Wie das neue Mainzer Rheinufer aussehen soll

Mit den „Hochstaplern“ für Pizzakartons hat die Stadt im Sommer einen ersten kleinen Schritt hin zur Aufwertung des Rheinufers unternommen. Was jetzt konkret gemacht wird.

Wie das neue Mainzer Rheinufer aussehen soll

Die Aufwertung des Mainzer Rheinufers mit Gastronomie, mehr Bänken und mehr Grünflächen ist wohl eines der wichtigsten Projekte der kommenden Jahre. Denn an vielen Stellen gleicht das Rheinufer eher einer Betonwüste als einem Ort, an dem sich die Mainzer gerne aufhalten. Nun will die Stadt Mainz mit Fördermitteln des Landes die Neugestaltung des Rheinufers angehen. Wie die genau aussehen soll, erzählt Oberbürgermeister Michael Ebling (SPD) im Gespräch mit Merkurist.

Riesige Grünfläche und Gastronomie

Wie Ebling sagt, habe es in den letzten Jahren am Rheinufer schon einige Veränderungen gegeben. „Vor zehn Jahren war die Winterhafen-Promenade in Umrissen erkennbar, Zoll- und Winterhafen gab es als Container-Ablade-Plätze, wo die Bevölkerung ausgesperrt war.“ Inzwischen habe man im Winterhafen die Veränderung hin zum Positiven und man sei mit der Nordmole gerade dabei, die größte zusammenhängende Grünfläche nach dem Goethe-Platz in der Mainzer Neustadt zu schaffen.

„Wir wenden uns jetzt dem Kernbereich des Rheinufers zu, weil wir sehen, dass es dort eine Aufwertung braucht“, so Ebling. Der erste Bauabschnitt beginne bald. Dieser ginge von der Theodor-Heuss-Brücke nördlich Richtung Tiefgarage Rheinufer. „In der anderen Richtung öffnen wir das Rathaus hin zum Rhein mit einem Zugang zum Rheinufer und auch einer Gastronomie am Rheinufer.“ Auch den Jockel-Fuchs-Platz werde man hin zum Rhein öffnen, Stichwort „Barrierefreiheit“ und „Freitreppe“, erklärt Ebling.

„Rhein zum Erlebnis machen“

Die Öffnung zum Rhein hin soll auch dazu beitragen, dass das, was heute als „abschirmend“ empfunden werde, sich ändert. „Denn wenn ich vom Rhein zur Stadt hinschaue, sehe ich zunächst eine Mauer und fühle mich nicht eingeladen, in die Stadt zu gehen und sie zu erkunden.“ Es seien also viele Einzelmaßnahmen, die die Wege einfacher und vor allem den Rhein immer mehr zum Erlebnis machen. Zudem wolle man die Flächen mehr begrünen und auch mehr Platz schaffen für die Leute, die dort flanieren.
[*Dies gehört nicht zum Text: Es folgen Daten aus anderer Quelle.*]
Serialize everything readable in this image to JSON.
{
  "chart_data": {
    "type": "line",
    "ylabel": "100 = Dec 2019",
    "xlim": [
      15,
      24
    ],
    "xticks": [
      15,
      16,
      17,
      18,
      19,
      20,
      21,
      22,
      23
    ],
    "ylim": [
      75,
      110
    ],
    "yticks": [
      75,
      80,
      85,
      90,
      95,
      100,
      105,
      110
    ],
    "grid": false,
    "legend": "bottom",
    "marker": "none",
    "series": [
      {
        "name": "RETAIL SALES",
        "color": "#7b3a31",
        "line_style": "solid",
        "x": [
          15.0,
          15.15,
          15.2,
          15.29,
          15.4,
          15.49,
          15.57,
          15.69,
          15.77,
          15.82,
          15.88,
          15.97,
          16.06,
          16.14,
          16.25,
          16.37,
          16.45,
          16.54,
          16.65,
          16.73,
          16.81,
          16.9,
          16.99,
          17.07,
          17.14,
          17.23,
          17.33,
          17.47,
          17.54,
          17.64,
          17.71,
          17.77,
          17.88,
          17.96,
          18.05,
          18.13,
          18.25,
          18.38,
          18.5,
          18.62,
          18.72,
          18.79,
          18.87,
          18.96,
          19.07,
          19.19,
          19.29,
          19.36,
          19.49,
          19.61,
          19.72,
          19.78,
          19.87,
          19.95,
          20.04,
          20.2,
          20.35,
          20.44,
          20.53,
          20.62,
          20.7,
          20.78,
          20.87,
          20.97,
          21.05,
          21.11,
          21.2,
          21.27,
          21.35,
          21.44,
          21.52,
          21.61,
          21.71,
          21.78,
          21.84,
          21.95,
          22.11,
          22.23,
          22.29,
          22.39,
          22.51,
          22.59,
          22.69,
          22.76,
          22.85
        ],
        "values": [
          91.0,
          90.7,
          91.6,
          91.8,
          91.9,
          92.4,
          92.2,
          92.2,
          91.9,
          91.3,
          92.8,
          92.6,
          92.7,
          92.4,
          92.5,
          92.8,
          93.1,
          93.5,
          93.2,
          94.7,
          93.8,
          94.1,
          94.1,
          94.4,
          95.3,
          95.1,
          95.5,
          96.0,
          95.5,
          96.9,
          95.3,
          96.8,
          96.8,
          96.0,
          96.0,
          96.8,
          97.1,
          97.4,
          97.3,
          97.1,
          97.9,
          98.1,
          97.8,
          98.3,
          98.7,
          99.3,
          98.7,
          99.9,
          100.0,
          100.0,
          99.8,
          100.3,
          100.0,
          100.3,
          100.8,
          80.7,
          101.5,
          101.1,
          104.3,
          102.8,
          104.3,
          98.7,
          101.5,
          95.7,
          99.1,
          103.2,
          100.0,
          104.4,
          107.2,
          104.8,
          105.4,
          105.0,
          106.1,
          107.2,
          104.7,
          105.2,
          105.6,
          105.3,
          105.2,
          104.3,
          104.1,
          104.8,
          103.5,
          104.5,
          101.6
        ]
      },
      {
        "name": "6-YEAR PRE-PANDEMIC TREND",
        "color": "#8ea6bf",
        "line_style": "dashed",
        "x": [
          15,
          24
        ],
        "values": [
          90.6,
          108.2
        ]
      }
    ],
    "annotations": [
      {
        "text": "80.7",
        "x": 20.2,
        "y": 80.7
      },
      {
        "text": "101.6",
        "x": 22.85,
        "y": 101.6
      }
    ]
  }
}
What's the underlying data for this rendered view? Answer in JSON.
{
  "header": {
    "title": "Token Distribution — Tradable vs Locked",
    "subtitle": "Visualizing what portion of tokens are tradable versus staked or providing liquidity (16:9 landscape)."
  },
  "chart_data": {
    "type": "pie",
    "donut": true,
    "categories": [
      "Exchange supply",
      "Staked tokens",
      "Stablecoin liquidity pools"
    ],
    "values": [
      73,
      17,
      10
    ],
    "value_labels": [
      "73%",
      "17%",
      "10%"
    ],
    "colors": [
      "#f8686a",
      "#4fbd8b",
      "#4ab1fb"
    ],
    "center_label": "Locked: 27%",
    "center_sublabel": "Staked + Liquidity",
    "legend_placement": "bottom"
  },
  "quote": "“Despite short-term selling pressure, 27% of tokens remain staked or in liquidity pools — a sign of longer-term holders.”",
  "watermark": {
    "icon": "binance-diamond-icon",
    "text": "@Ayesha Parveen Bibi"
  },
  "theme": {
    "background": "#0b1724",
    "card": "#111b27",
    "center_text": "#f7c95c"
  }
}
„Auch die Schorletrinker beispielsweise sollen sich dort dann wohlfühlen“, verspricht Ebling. Das werde nicht beim ersten Bauabschnitt gleich sichtbar sein, denn das sei der Abschnitt, auf dem auch zukünftig die Fahrgeschäfte von den Mainzer Festen stehen würden. Hier gebe es eine Aufwertung, aber ohne starke Begrünung. Denn die Fahrgeschäfte bräuchten einen festen Untergrund. Der zweite und der dritte Bauabschnitt würden aber mehr Grün, mehr Bäume, Wiesen und Pflanzen ans Rheinufer bringen.

Dann macht der Oberbürgermeister noch allen Skatern Hoffnung: „Außerdem finde ich auch, dass wir das Thema Skater angehen müssen.“ Die bisherige Anlage sei gut frequentiert, aber alt und nicht mehr zeitgemäß. „Da müssen wir von der Rheinufergarage bis zum Kaisertor auf alle Fälle eine gute Antwort finden für die Skater“, stellt Ebling in Aussicht.